By contrast, applying the standards and reasons thought important by the majority of courts in the United States, Rhonda’s claim shows no valid reason for rejecting the name of the child’s father. Her claim to name the child a name of her own choosing is based on no more weighty factors than personal pique at Ronald and her conception of appearances. Before her divorce proceeding was commenced against Ronald she was going to register her daughter Amanda Acosta at school as Amanda Gul-svig. She testified that after her divorce from Ronald she would prefer her birth name “Even” for herself, surnaming Jamie “Acosta” because that was her daughter’s surname. Rhonda has changed her name six times in the last six years. She says she will retain the name Acosta if she marries again in order to retain the appearance of a family unit. No indication is given whether subsequent children of Rhonda’s would be named “Acosta,” no matter who the father is, for the same reason she presents here. In this day of frequent divorce and multiple families, the importance of appearance is more myth than substance.

Rhonda allowed Ronald one visit from the date of their son’s birth to the date of the divorce decree, a period of three and a half months. Her matriarchal attitude was fully displayed when she told Ronald she did not want him to have anything to do with her son.

The legal standard that should be applied in this case of determining the child’s name at birth should be more stringent than what is applied by the majority of courts in applications to change a name. In name change cases involving minors, the noncustodial father’s name is entitled to be given significant consideration and a change is not warranted unless there is clear and convincing evidence that it is in the child’s best interests to change its name. Even by this standard, Rhonda’s evidence in support of her actions is grossly inadequate to meet these requirements of proof.

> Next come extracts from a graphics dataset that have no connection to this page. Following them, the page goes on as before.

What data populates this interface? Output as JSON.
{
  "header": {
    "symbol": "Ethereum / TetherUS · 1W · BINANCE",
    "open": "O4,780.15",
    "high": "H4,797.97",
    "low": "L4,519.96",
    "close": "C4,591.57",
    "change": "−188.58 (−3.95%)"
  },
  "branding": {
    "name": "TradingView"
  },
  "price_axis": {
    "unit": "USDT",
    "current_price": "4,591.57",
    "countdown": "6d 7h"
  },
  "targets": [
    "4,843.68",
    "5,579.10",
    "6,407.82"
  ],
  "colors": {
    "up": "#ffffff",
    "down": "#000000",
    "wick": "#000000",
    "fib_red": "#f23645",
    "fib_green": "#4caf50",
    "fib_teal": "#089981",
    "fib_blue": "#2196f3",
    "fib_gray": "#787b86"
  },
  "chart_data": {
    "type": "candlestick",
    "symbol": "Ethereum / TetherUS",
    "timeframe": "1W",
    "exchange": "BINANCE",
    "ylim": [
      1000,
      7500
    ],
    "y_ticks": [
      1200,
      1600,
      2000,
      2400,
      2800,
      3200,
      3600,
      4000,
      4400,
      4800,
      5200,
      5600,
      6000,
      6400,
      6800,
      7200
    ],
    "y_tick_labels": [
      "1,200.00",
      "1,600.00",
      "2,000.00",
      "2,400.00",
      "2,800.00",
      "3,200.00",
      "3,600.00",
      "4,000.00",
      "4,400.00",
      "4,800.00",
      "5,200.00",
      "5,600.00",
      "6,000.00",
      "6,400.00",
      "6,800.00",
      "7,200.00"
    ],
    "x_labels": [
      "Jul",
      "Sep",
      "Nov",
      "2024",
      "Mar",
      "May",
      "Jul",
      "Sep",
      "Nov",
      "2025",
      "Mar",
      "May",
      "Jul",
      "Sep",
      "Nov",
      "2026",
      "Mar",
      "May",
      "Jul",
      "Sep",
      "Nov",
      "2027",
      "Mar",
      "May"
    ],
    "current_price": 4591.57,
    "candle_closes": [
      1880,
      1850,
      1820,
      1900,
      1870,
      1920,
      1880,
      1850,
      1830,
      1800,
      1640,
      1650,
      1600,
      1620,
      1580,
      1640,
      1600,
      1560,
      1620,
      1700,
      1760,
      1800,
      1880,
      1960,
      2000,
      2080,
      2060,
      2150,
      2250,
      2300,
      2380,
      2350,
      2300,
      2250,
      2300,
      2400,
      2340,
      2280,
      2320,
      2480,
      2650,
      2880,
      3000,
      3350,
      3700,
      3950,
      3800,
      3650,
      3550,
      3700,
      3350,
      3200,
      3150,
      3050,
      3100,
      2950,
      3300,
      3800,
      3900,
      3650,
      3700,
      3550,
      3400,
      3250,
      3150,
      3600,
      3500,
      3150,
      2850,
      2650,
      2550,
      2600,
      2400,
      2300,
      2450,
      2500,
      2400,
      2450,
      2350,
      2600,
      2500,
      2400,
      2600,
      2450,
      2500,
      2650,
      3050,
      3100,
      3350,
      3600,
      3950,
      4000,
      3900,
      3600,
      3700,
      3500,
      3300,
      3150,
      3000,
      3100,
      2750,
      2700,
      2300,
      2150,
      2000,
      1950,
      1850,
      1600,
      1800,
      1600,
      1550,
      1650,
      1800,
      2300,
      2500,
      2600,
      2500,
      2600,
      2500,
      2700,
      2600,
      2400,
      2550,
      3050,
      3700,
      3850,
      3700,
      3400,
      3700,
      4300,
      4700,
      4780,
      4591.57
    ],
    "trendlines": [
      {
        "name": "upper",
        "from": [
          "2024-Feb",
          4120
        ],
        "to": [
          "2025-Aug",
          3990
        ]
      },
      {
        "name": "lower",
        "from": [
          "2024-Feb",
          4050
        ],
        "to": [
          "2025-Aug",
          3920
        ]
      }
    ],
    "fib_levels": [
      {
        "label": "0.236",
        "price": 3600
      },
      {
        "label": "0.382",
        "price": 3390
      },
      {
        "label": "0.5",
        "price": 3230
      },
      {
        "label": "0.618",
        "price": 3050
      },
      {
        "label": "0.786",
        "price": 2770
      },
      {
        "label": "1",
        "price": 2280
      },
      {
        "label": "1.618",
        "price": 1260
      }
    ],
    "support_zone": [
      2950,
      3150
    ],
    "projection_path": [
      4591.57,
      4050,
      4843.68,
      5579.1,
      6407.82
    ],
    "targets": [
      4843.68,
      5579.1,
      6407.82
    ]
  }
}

No name change case has been cited and I have found none in the United States that has sanctioned the stripping of a father’s name from his child when he is without fault and the placing of another man’s name on the child with whom the child has no biological or legal relationship. I do not believe a divorced father, who is without fault, should have to face the distinct possibility of losing not only the custody of his children but of having his name forever excised from their being. To approve Rhonda’s unilateral and deceitful act on the principle of promoting family unity is not an affirmation of the equality of women, which I support, but an assault on the dignity of man. The noncustodial father's role is reduced to that of an anonymous sperm donor, finance provider and unwelcome visitor. At once, history is ignored, custom rejected and geneology abjured.

I would reverse the trial court on this issue and remand with instructions to order a correction of the birth certificate to show the child’s birth surname as Gulsvig, pursuant to the court’s authority under chapter 598.